Les quelques médias n’ayant pas pu (ou pas voulu) accéder à Discover se sont rabattus par la suite sur Instagram, qui a repris l’idée des stories à Snapchat, ou sur AMP Stories, outil de Google (notamment utilisé par Le Parisien). Mais d’autres médias ont choisi de développer leur propre support pour les stories  Le système de cartes qu’il faut passer de gauche à droite et contenant images, textes, sons et vidéos pour construire les stories est repris par tous.

C’est le cas du Figaro, qui ne figurait pas parmi les quelques titres sélectionnés par Snapchat en 2016. Le quotidien a révélé son format de narration « Swipe Story » en janvier 2017. Retour sur expérience avec Nicole Triouleyre, rédactrice en chef de l’application du Figaro, où l’on peut trouver les stories du quotidien.

 

Comment est venue l’idée de développer une fonctionnalité story dans l’application du Figaro ?

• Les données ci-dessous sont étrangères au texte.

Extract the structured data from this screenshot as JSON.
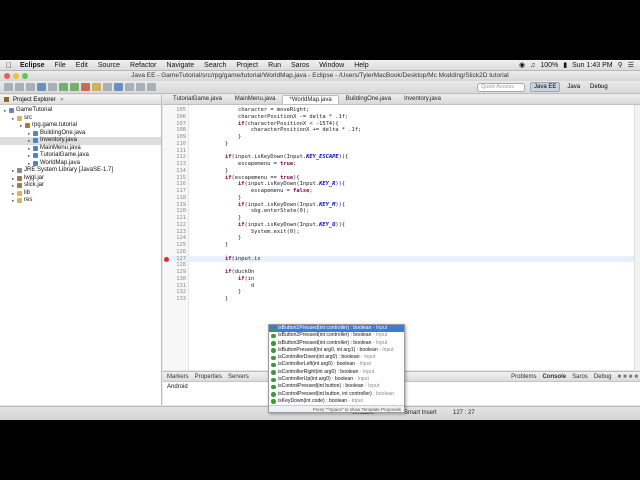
{
  "menubar": {
    "app": "Eclipse",
    "items": [
      "File",
      "Edit",
      "Source",
      "Refactor",
      "Navigate",
      "Search",
      "Project",
      "Run",
      "Saros",
      "Window",
      "Help"
    ],
    "battery": "100%",
    "clock": "Sun 1:43 PM"
  },
  "window": {
    "title": "Java EE - GameTutorial/src/rpg/game/tutorial/WorldMap.java - Eclipse - /Users/TylerMacBook/Desktop/Mc Modding/Slick2D tutorial"
  },
  "toolbar": {
    "quick_access": "Quick Access",
    "perspectives": [
      "Java EE",
      "Java",
      "Debug"
    ]
  },
  "package_explorer": {
    "title": "Project Explorer",
    "tree": [
      {
        "label": "GameTutorial",
        "depth": 0,
        "icon": "project-icon"
      },
      {
        "label": "src",
        "depth": 1,
        "icon": "folder-icon"
      },
      {
        "label": "rpg.game.tutorial",
        "depth": 2,
        "icon": "package-icon"
      },
      {
        "label": "BuildingOne.java",
        "depth": 3,
        "icon": "java-file-icon"
      },
      {
        "label": "Inventory.java",
        "depth": 3,
        "icon": "java-file-icon",
        "selected": true
      },
      {
        "label": "MainMenu.java",
        "depth": 3,
        "icon": "java-file-icon"
      },
      {
        "label": "TutorialGame.java",
        "depth": 3,
        "icon": "java-file-icon"
      },
      {
        "label": "WorldMap.java",
        "depth": 3,
        "icon": "java-file-icon"
      },
      {
        "label": "JRE System Library [JavaSE-1.7]",
        "depth": 1,
        "icon": "library-icon"
      },
      {
        "label": "lwjgl.jar",
        "depth": 1,
        "icon": "jar-icon"
      },
      {
        "label": "slick.jar",
        "depth": 1,
        "icon": "jar-icon"
      },
      {
        "label": "lib",
        "depth": 1,
        "icon": "folder-icon"
      },
      {
        "label": "res",
        "depth": 1,
        "icon": "folder-icon"
      }
    ]
  },
  "editor": {
    "tabs": [
      {
        "label": "TutorialGame.java"
      },
      {
        "label": "MainMenu.java"
      },
      {
        "label": "*WorldMap.java",
        "active": true
      },
      {
        "label": "BuildingOne.java"
      },
      {
        "label": "Inventory.java"
      }
    ],
    "lines": [
      {
        "n": "105",
        "t": "            character = moveRight;"
      },
      {
        "n": "106",
        "t": "            characterPositionX -= delta * .1f;"
      },
      {
        "n": "107",
        "t": "            if(characterPositionX < -1574){"
      },
      {
        "n": "108",
        "t": "                characterPositionX += delta * .1f;"
      },
      {
        "n": "109",
        "t": "            }"
      },
      {
        "n": "110",
        "t": "        }"
      },
      {
        "n": "111",
        "t": ""
      },
      {
        "n": "112",
        "t": "        if(input.isKeyDown(Input.KEY_ESCAPE)){"
      },
      {
        "n": "113",
        "t": "            escapemenu = true;"
      },
      {
        "n": "114",
        "t": "        }"
      },
      {
        "n": "115",
        "t": "        if(escapemenu == true){"
      },
      {
        "n": "116",
        "t": "            if(input.isKeyDown(Input.KEY_R)){"
      },
      {
        "n": "117",
        "t": "                escapemenu = false;"
      },
      {
        "n": "118",
        "t": "            }"
      },
      {
        "n": "119",
        "t": "            if(input.isKeyDown(Input.KEY_M)){"
      },
      {
        "n": "120",
        "t": "                sbg.enterState(0);"
      },
      {
        "n": "121",
        "t": "            }"
      },
      {
        "n": "122",
        "t": "            if(input.isKeyDown(Input.KEY_Q)){"
      },
      {
        "n": "123",
        "t": "                System.exit(0);"
      },
      {
        "n": "124",
        "t": "            }"
      },
      {
        "n": "125",
        "t": "        }"
      },
      {
        "n": "126",
        "t": ""
      },
      {
        "n": "127",
        "t": "        if(input.is",
        "current": true,
        "error": true
      },
      {
        "n": "128",
        "t": ""
      },
      {
        "n": "129",
        "t": "        if(duckOn"
      },
      {
        "n": "130",
        "t": "            if(in"
      },
      {
        "n": "131",
        "t": "                d"
      },
      {
        "n": "132",
        "t": "            }"
      },
      {
        "n": "133",
        "t": "        }"
      }
    ]
  },
  "assist": {
    "items": [
      {
        "sig": "isButton1Pressed(int controller) : boolean",
        "cls": " - Input",
        "selected": true
      },
      {
        "sig": "isButton2Pressed(int controller) : boolean",
        "cls": " - Input"
      },
      {
        "sig": "isButton3Pressed(int controller) : boolean",
        "cls": " - Input"
      },
      {
        "sig": "isButtonPressed(int arg0, int arg1) : boolean",
        "cls": " - Input"
      },
      {
        "sig": "isControllerDown(int arg0) : boolean",
        "cls": " - Input"
      },
      {
        "sig": "isControllerLeft(int arg0) : boolean",
        "cls": " - Input"
      },
      {
        "sig": "isControllerRight(int arg0) : boolean",
        "cls": " - Input"
      },
      {
        "sig": "isControllerUp(int arg0) : boolean",
        "cls": " - Input"
      },
      {
        "sig": "isControlPressed(int button) : boolean",
        "cls": " - Input"
      },
      {
        "sig": "isControlPressed(int button, int controller)",
        "cls": " : boolean"
      },
      {
        "sig": "isKeyDown(int code) : boolean",
        "cls": " - Input"
      }
    ],
    "footer": "Press \"^Space\" to show Template Proposals"
  },
  "bottom_panel": {
    "left_tabs": [
      "Markers",
      "Properties",
      "Servers"
    ],
    "right_tabs": [
      "Problems",
      "Console",
      "Saros",
      "Debug"
    ],
    "active": "Console",
    "content": "Android"
  },
  "statusbar": {
    "mode": "Writable",
    "insert": "Smart Insert",
    "position": "127 : 27"
  }
}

Nicole Triouleyre : Snapchat nous avait contactés pour intégrer Discover avant le lancement de la version française du service. La direction du Figaro a étudié le projet. Mais celui-ci était compliqué à réaliser. Le cahier des charges de Snapchat est extrêmement précis : il fallait que l'équipe réunisse au moins sept personnes pour réaliser une édition par jour, six jours sur sept. La direction ne voyait pas comment rentabiliser le développement de Discover sur Snapchat. Il a été décidé, à ce moment-là, de développer notre propre outil pour fabriquer des nouveaux formats. Au départ, les stories étaient 100 % disponibles sur l’appli Figaro. On les exporte maintenant sur les réseaux sociaux et la prochaine étape est de les diffuser à travers les navigateurs.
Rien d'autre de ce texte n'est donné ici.